Data. DoubleClick currently processes more online ad campaigns and more ad transactions than any other company in the world, by far, particularly at the high end of the market. This data is a treasure trove. If Google wanted to, it could know exactly how much money its AdSense distribution partners make from other ad distributors, be they Yahoo! or Advertising.com or MSN. This is very powerful data.

Even if they don't ever access the data itself, the metadata (the data about the data) is incredibly valuable. It is as if the world's biggest stock broker just bought the world largest stock exchange. Plus, DoubleClick probably sets more cookies on more consumer browsers than any other company in the world as well.

Just the analysis of this data could yield for Google the keys to dramatically improving the targeting of all of their ads.

Defense. By buying DoubleClick, Google guaranteed that Microsoft or Yahoo! couldn't, whether they wanted to or not.

If Google had lost the business, either of those companies could have been real threats to taking away Google's largest AdSense distribution partners -- companies like AOL, News Corp. (MySpace) and IAC -- all of which use DoubleClick for big parts of their ad serving. Plus, Microsoft or Yahoo! could have used DoubleClick's market position and new "ad exchange" technology to leapfrog Google into that business.

By no means does not getting DoubleClick mean that those companies can't leapfrog Google, but it does mean that they will need to take a different tack than just leveraging basic ad serving infrastructure. They will now need to do it with something else.

Of course, there are others reasons why the deal probably made sense to Google.

One, it sounds like DoubleClick had strong financials, not the least of which was a substantial "loss carry forward" which can accrue to an acquirer.

Two, DoubleClick has great talent. In one deal, Google acquired hundreds of the best online ad tech folks in the world. It would have taken them years and years to get them organically.

Three, it may seem trivial, but they don't have to move the DoubleClick team. Both companies are in the same office building in New York City. This will make integration immeasurably easier.

Finally, a number of pundits have speculated that DoubleClick's customers will flee; that many of their publisher and agency ad serving customers will not be comfortable with Google as their supplier. While that may be so, it probably isn't going to be as dramatic as some would imagine it.

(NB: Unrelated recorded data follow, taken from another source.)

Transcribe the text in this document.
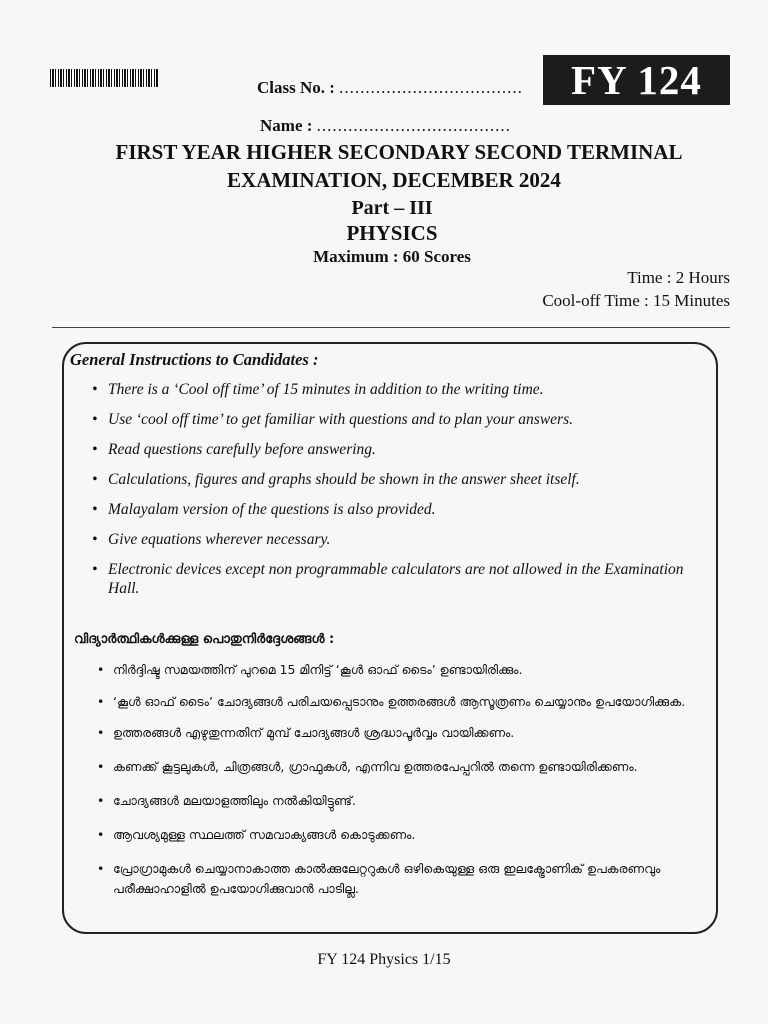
FY 124
Class No. : ...................................
Name : .....................................
FIRST YEAR HIGHER SECONDARY SECOND TERMINAL
EXAMINATION, DECEMBER 2024
Part – III
PHYSICS
Maximum : 60 Scores
Time : 2 Hours
Cool-off Time : 15 Minutes
General Instructions to Candidates :
• There is a ‘Cool off time’ of 15 minutes in addition to the writing time.
• Use ‘cool off time’ to get familiar with questions and to plan your answers.
• Read questions carefully before answering.
• Calculations, figures and graphs should be shown in the answer sheet itself.
• Malayalam version of the questions is also provided.
• Give equations wherever necessary.
• Electronic devices except non programmable calculators are not allowed in the Examination Hall.
വിദ്യാർത്ഥികൾക്കുള്ള പൊതുനിർദ്ദേശങ്ങൾ :
• നിർദ്ദിഷ്ട സമയത്തിന് പുറമെ 15 മിനിട്ട് ‘കൂൾ ഓഫ് ടൈം’ ഉണ്ടായിരിക്കും.
• ‘കൂൾ ഓഫ് ടൈം’ ചോദ്യങ്ങൾ പരിചയപ്പെടാനും ഉത്തരങ്ങൾ ആസൂത്രണം ചെയ്യാനും ഉപയോഗിക്കുക.
• ഉത്തരങ്ങൾ എഴുതുന്നതിന് മുമ്പ് ചോദ്യങ്ങൾ ശ്രദ്ധാപൂർവ്വം വായിക്കണം.
• കണക്ക് കൂട്ടലുകൾ, ചിത്രങ്ങൾ, ഗ്രാഫുകൾ, എന്നിവ ഉത്തരപേപ്പറിൽ തന്നെ ഉണ്ടായിരിക്കണം.
• ചോദ്യങ്ങൾ മലയാളത്തിലും നൽകിയിട്ടുണ്ട്.
• ആവശ്യമുള്ള സ്ഥലത്ത് സമവാക്യങ്ങൾ കൊടുക്കണം.
• പ്രോഗ്രാമുകൾ ചെയ്യാനാകാത്ത കാൽക്കുലേറ്ററുകൾ ഒഴികെയുള്ള ഒരു ഇലക്ട്രോണിക് ഉപകരണവും പരീക്ഷാഹാളിൽ ഉപയോഗിക്കുവാൻ പാടില്ല.
FY 124 Physics 1/15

Certainly, this transaction will benefit 24/7 Real Media and aQuantive. Some customers will be afraid of Google and will switch. However, it is important to note that most of DoubleClick's contracts are multi-year, so most customers won't have the option of switching for a while. Plus, aQuantive owns Avenue A, one of the largest online ad agencies at the same time that its Atlas ad serving unit serves a number of its competitor ad agencies. In this business, many are already quite used to "coopetition."

However this deal shakes out, it will certainly go down as the moment when the value of online display advertising, and the infrastructure and data to serve it, were recognized in a big way. I think that the entire market will start reevaluating their strategies in this area going forward.

Curt Viebranz is Chief Executive Officer of Tacoda, a behavioral targeting ad network.